The Vision and Learning Center
Brain Based Therapy
Where does vision occur? Not in the eyes, as you might think, but in connection between the eyes and the rest of the brain. It is part of embodied cognition, therefore to change visual function you have to change the way your brain processes visual information.
A publication by the American Optometric Association on Vision as a Collaboration Between Eyes and Brain, co-authored by Dr. Press, concluded: "Information from neuroimaging and insights from cognitive neuroscience demand a significant reformulation of the understanding of vision. Vision occurs neither in the eyes nor in the brain, but emerges from the collaboration of the eyes and the rest of the brain. Vision is a pervasive aspect of our existence which permeates all of our activities. Vision develops and, due to neural plasticity, can be enhanced."
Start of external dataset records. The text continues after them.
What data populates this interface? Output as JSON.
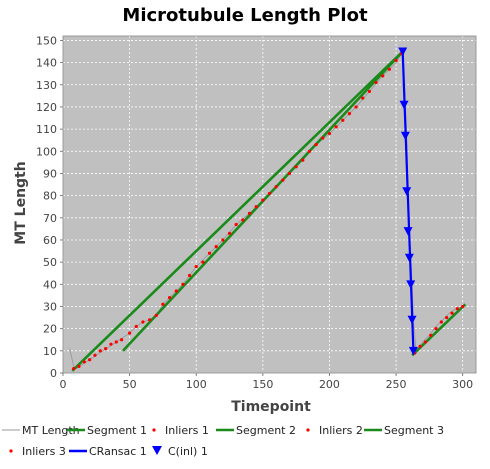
{
  "chart_data": {
    "type": "line",
    "title": "Microtubule Length Plot",
    "xlabel": "Timepoint",
    "ylabel": "MT Length",
    "xlim": [
      0,
      310
    ],
    "ylim": [
      0,
      152
    ],
    "x_ticks": [
      0,
      50,
      100,
      150,
      200,
      250,
      300
    ],
    "y_ticks": [
      0,
      10,
      20,
      30,
      40,
      50,
      60,
      70,
      80,
      90,
      100,
      110,
      120,
      130,
      140,
      150
    ],
    "grid": true,
    "legend_position": "bottom",
    "colors": {
      "plot_background": "#c0c0c0",
      "mt_length": "#999999",
      "segment": "#1a8a1a",
      "inliers": "#ff0000",
      "cransac": "#0000ff"
    },
    "series": [
      {
        "name": "MT Length",
        "style": "thin-line",
        "x": [
          5,
          8,
          10,
          15,
          20,
          25,
          30,
          35,
          40,
          45,
          50,
          55,
          60,
          65,
          70,
          75,
          80,
          85,
          90,
          95,
          100,
          110,
          120,
          130,
          140,
          150,
          160,
          170,
          180,
          190,
          200,
          210,
          220,
          230,
          240,
          250,
          255,
          257,
          258,
          259,
          260,
          261,
          262,
          263,
          265,
          270,
          275,
          280,
          285,
          290,
          295,
          300
        ],
        "y": [
          11,
          3,
          2,
          4,
          6,
          8,
          10,
          12,
          14,
          16,
          18,
          21,
          23,
          24,
          26,
          31,
          34,
          37,
          40,
          44,
          48,
          54,
          60,
          67,
          72,
          78,
          84,
          90,
          96,
          103,
          108,
          114,
          120,
          127,
          134,
          140,
          145,
          121,
          107,
          82,
          64,
          52,
          40,
          24,
          10,
          14,
          17,
          21,
          24,
          27,
          29,
          30
        ]
      },
      {
        "name": "Segment 1",
        "style": "thick-line",
        "x": [
          7,
          255
        ],
        "y": [
          1,
          145
        ]
      },
      {
        "name": "Inliers 1",
        "style": "dots",
        "x": [
          8,
          12,
          16,
          20,
          24,
          28,
          32,
          36,
          40,
          44,
          50,
          55,
          60,
          65,
          70,
          75,
          80,
          85,
          90,
          95,
          100,
          105,
          110,
          115,
          120,
          125,
          130,
          135,
          140,
          145,
          150,
          155,
          160,
          165,
          170,
          175,
          180,
          185,
          190,
          195,
          200,
          205,
          210,
          215,
          220,
          225,
          230,
          235,
          240,
          245,
          250,
          254
        ],
        "y": [
          2,
          3,
          5,
          6,
          8,
          10,
          11,
          13,
          14,
          15,
          18,
          21,
          23,
          24,
          26,
          31,
          34,
          37,
          40,
          44,
          48,
          50,
          54,
          57,
          60,
          63,
          67,
          69,
          72,
          75,
          78,
          81,
          84,
          87,
          90,
          93,
          96,
          100,
          103,
          106,
          108,
          111,
          114,
          117,
          120,
          124,
          127,
          131,
          134,
          137,
          141,
          144
        ]
      },
      {
        "name": "Segment 2",
        "style": "thick-line",
        "x": [
          45,
          255
        ],
        "y": [
          10,
          145
        ]
      },
      {
        "name": "Inliers 2",
        "style": "dots",
        "x": [],
        "y": []
      },
      {
        "name": "Segment 3",
        "style": "thick-line",
        "x": [
          262,
          302
        ],
        "y": [
          8,
          31
        ]
      },
      {
        "name": "Inliers 3",
        "style": "dots",
        "x": [
          264,
          268,
          272,
          276,
          280,
          284,
          288,
          292,
          296,
          300
        ],
        "y": [
          9,
          12,
          14,
          17,
          20,
          23,
          25,
          27,
          29,
          30
        ]
      },
      {
        "name": "CRansac 1",
        "style": "line",
        "x": [
          255,
          263
        ],
        "y": [
          145,
          10
        ]
      },
      {
        "name": "C(inl) 1",
        "style": "triangle-down",
        "x": [
          255,
          256,
          257,
          258,
          259,
          260,
          261,
          262,
          263
        ],
        "y": [
          145,
          121,
          107,
          82,
          64,
          52,
          40,
          24,
          10
        ]
      }
    ]
  }
}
This is why it is so important to understand that optometric vision therapy is different from self-help "eye exercises". Optometric vision therapy is like physical therapy for the eyes, but with a cognitive or thinking component. Because of the complexity of the visual system, we design individually prescribed therapy plans to address each person’s visual needs.
Pediatricians screen eye functions, and ophthalmologists examine eye functions.
It is also important to understand why there can be disagreement when comparing the recommendations of developmental optometrists and other eye doctors or pediatricians. Pediatricians screen eye functions, and ophthalmologists examine eye functions. If they determine that there are no abnormalities with the eye – that’s the end of discussion. The eyes are fine, therefore there’s no need for vision therapy. This is a shortsighted approach when you consider that vision occurs beyond the eyes.
Simply put, the need for brain based vision therapy for patients with condition such as autism spectrum, ADHD, reading problems or brain injury has nothing to do with whether eyesight is 20/20 or the eyes are healthy.